What he found, or better said dragged out into daylight, while looking into Janine, was a pal of hers, young woman going by the name of Iñez. Real name Thomasina, some antenatal confusion, she was supposed to be a boy, but that’s no name to build a career upon. And a real peasant. Would talk but only for money. Yes and no and perhaps,
and haven’t heard, can’t say. They’ve learned in childhood to act dim. And he has nothing with which to twist her arm.
“If you were to put me on the payroll then.” Convinced he’s from the Ministry, and can cough up some of the
‘sonnante
et
trébuchante’
(which is French for chinking twinkling mint sauce). She reckons that he’ll threaten but won’t do anything, will get fed-up and start offering cake, thinking that he’ll get on better being kind. So he will, but it better be real cake.

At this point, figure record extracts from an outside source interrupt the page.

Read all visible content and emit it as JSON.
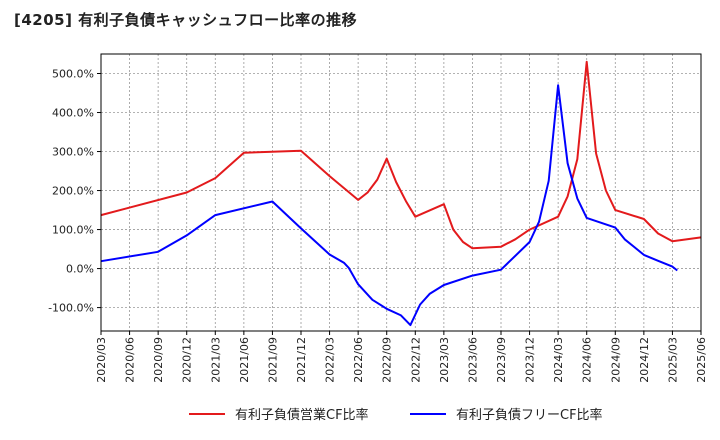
{
  "title": "[4205]  有利子負債キャッシュフロー比率の推移",
  "chart_data": {
    "type": "line",
    "y_ticks": [
      "-100.0%",
      "0.0%",
      "100.0%",
      "200.0%",
      "300.0%",
      "400.0%",
      "500.0%"
    ],
    "y_tick_values": [
      -100,
      0,
      100,
      200,
      300,
      400,
      500
    ],
    "ylim": [
      -160,
      550
    ],
    "x_ticks": [
      "2020/03",
      "2020/06",
      "2020/09",
      "2020/12",
      "2021/03",
      "2021/06",
      "2021/09",
      "2021/12",
      "2022/03",
      "2022/06",
      "2022/09",
      "2022/12",
      "2023/03",
      "2023/06",
      "2023/09",
      "2023/12",
      "2024/03",
      "2024/06",
      "2024/09",
      "2024/12",
      "2025/03",
      "2025/06"
    ],
    "grid": true,
    "legend_position": "bottom",
    "series": [
      {
        "name": "有利子負債営業CF比率",
        "color": "#e31a1c",
        "points": [
          [
            0,
            137
          ],
          [
            3,
            195
          ],
          [
            4,
            232
          ],
          [
            5,
            297
          ],
          [
            7,
            302
          ],
          [
            8,
            237
          ],
          [
            9,
            176
          ],
          [
            9.33,
            195
          ],
          [
            9.67,
            228
          ],
          [
            10,
            282
          ],
          [
            10.33,
            222
          ],
          [
            10.67,
            173
          ],
          [
            11,
            133
          ],
          [
            12,
            165
          ],
          [
            12.33,
            100
          ],
          [
            12.67,
            68
          ],
          [
            13,
            52
          ],
          [
            14,
            56
          ],
          [
            14.5,
            75
          ],
          [
            15,
            100
          ],
          [
            16,
            133
          ],
          [
            16.33,
            185
          ],
          [
            16.67,
            280
          ],
          [
            17,
            530
          ],
          [
            17.33,
            295
          ],
          [
            17.67,
            200
          ],
          [
            18,
            150
          ],
          [
            19,
            127
          ],
          [
            19.5,
            90
          ],
          [
            20,
            70
          ],
          [
            21,
            80
          ]
        ]
      },
      {
        "name": "有利子負債フリーCF比率",
        "color": "#0000ff",
        "points": [
          [
            0,
            19
          ],
          [
            2,
            43
          ],
          [
            3,
            85
          ],
          [
            4,
            137
          ],
          [
            6,
            172
          ],
          [
            7,
            103
          ],
          [
            8,
            36
          ],
          [
            8.5,
            15
          ],
          [
            8.67,
            2
          ],
          [
            9,
            -40
          ],
          [
            9.5,
            -80
          ],
          [
            10,
            -103
          ],
          [
            10.5,
            -120
          ],
          [
            10.83,
            -145
          ],
          [
            11.17,
            -92
          ],
          [
            11.5,
            -65
          ],
          [
            12,
            -42
          ],
          [
            13,
            -18
          ],
          [
            14,
            -3
          ],
          [
            15,
            68
          ],
          [
            15.33,
            120
          ],
          [
            15.67,
            225
          ],
          [
            16,
            470
          ],
          [
            16.33,
            270
          ],
          [
            16.67,
            180
          ],
          [
            17,
            130
          ],
          [
            18,
            105
          ],
          [
            18.33,
            75
          ],
          [
            18.67,
            55
          ],
          [
            19,
            35
          ],
          [
            19.5,
            20
          ],
          [
            20,
            5
          ],
          [
            20.17,
            -5
          ]
        ]
      }
    ]
  }
}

These ones are all the same, thought William. The day they were born they learned how to tap the electricity bypassing the meter. Aged four they were pinching cake from the baker. Aged six, shoplifting in the supermarket.
William found himself, since nothing’s-for-free-mister, with just one hard item, and that wrung out, since Janine had let something slip: occasionally – v-e-r-y occasionally when things are really tight, these girls make a little bit on the side, courtesy of Madame Bénédicte. He has heard the name before.
Oddly enough, from his ex-or nearly-ex brother-in-law, Geoffrey de Sainte-Anne. In an unbuttoned moment, in the company of the excellent spätlese Riesling. The Baron had also his little moment of weakness now and then, in which Madame Bénédicte specializes. She has a most appropriate address, just opposite the convent of the Bon Pasteur, where the holy nuns used to look after delinquent girls. ‘I say old boy, you’ll be discreet about that.’
As close of mouth of Iñez he finds the lady, but a lot more sophisticated since very well protected indeed; not just by a PermRep but the entire machine, Parliament, Commission, Council, diplomatic immunity all round. Interpol have now also their data-base in Strasbourg.
Madame offers coffee which smells so good he hates to refuse. Madame also hates to refuse, but really Monsieur, you can’t expect anything else.
“Seeing it’s you… I’m trying to think whether I know of any little things which… Iñez – what’s the other one called? Rings no bell. Did she perhaps come with a word from Monsieur Philippe? We’re caterers you know, when there’s a big banquet one can’t be always too
choosy about extra waitresses. Helps out now and again with the decorations. He has this little shop on the quays. Do give my regards to the Baron.”